Network Working Group B. Carpenter, Editor
Request for Comments: 1958 IAB
Category: Informational June 1996
Architectural Principles of the Internet
Status of This Memo
This memo provides information for the Internet community. This memo
does not specify an Internet standard of any kind. Distribution of
this memo is unlimited.
Abstract
The Internet and its architecture have grown in evolutionary fashion
from modest beginnings, rather than from a Grand Plan. While this
process of evolution is one of the main reasons for the technology's
success, it nevertheless seems useful to record a snapshot of the
current principles of the Internet architecture. This is intended for
general guidance and general interest, and is in no way intended to
be a formal or invariant reference model.
Table of Contents
1. Constant Change..............................................1
2. Is there an Internet Architecture?...........................2
3. General Design Issues........................................4
4. Name and address issues......................................5
5. External Issues..............................................6
6. Related to Confidentiality and Authentication................6
Acknowledgements................................................7
References......................................................7
Security Considerations.........................................8
Editor's Address................................................8
1. Constant Change
In searching for Internet architectural principles, we must remember
that technical change is continuous in the information technology
industry. The Internet reflects this. Over the 25 years since the
ARPANET started, various measures of the size of the Internet have
increased by factors between 1000 (backbone speed) and 1000000
(number of hosts). In this environment, some architectural principles
inevitably change. Principles that seemed inviolable a few years ago
are deprecated today. Principles that seem sacred today will be
deprecated tomorrow. The principle of constant change is perhaps the
only principle of the Internet that should survive indefinitely.

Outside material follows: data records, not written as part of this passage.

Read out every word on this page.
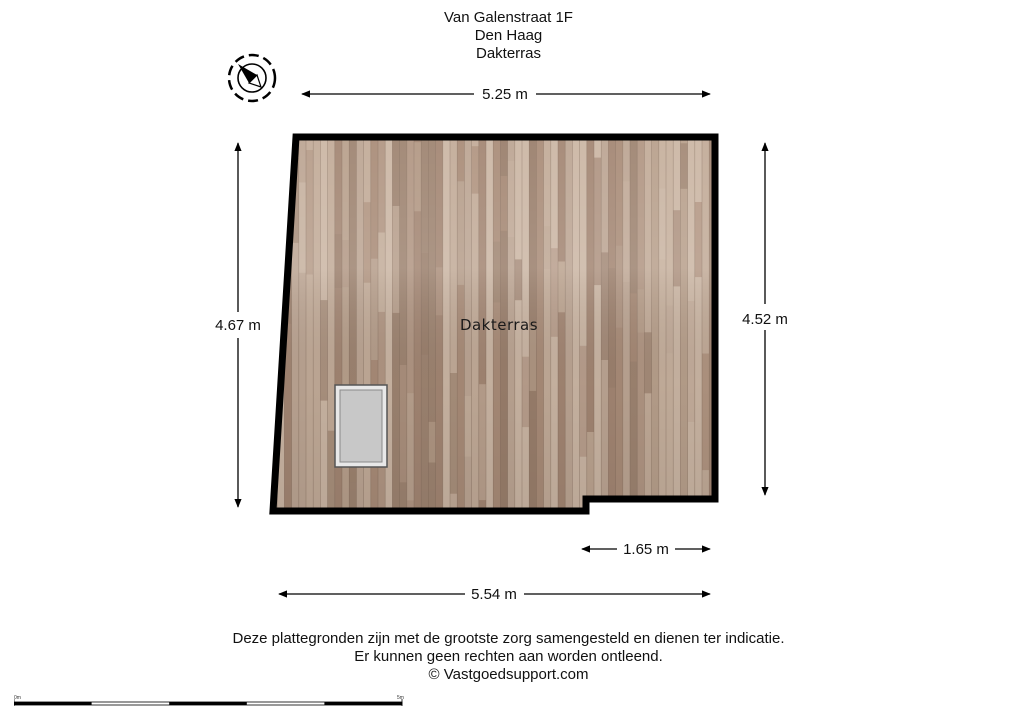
Van Galenstraat 1F
Den Haag
Dakterras
Dakterras
5.25 m
4.67 m	4.52 m
1.65 m
5.54 m
Deze plattegronden zijn met de grootste zorg samengesteld en dienen ter indicatie.
Er kunnen geen rechten aan worden ontleend.
© Vastgoedsupport.com
0m	5m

RFC 1958 Architectural Principles of the Internet June 1996
The purpose of this document is not, therefore, to lay down dogma
about how Internet protocols should be designed, or even about how
they should fit together. Rather, it is to convey various guidelines
that have been found useful in the past, and that may be useful to
those designing new protocols or evaluating such designs.
A good analogy for the development of the Internet is that of
constantly renewing the individual streets and buildings of a city,
rather than razing the city and rebuilding it. The architectural
principles therefore aim to provide a framework for creating
cooperation and standards, as a small "spanning set" of rules that
generates a large, varied and evolving space of technology.
Some current technical triggers for change include the limits to the
scaling of IPv4, the fact that gigabit/second networks and multimedia
present fundamentally new challenges, and the need for quality of
service and security guarantees in the commercial Internet.
As Lord Kelvin stated in 1895, "Heavier-than-air flying machines are
impossible." We would be foolish to imagine that the principles
listed below are more than a snapshot of our current understanding.
2. Is there an Internet Architecture?
2.1 Many members of the Internet community would argue that there is
no architecture, but only a tradition, which was not written down for
the first 25 years (or at least not by the IAB). However, in very
general terms, the community believes that the goal is connectivity,
the tool is the Internet Protocol, and the intelligence is end to end
rather than hidden in the network.
The current exponential growth of the network seems to show that
connectivity is its own reward, and is more valuable than any
individual application such as mail or the World-Wide Web. This
connectivity requires technical cooperation between service
providers, and flourishes in the increasingly liberal and competitive
commercial telecommunications environment.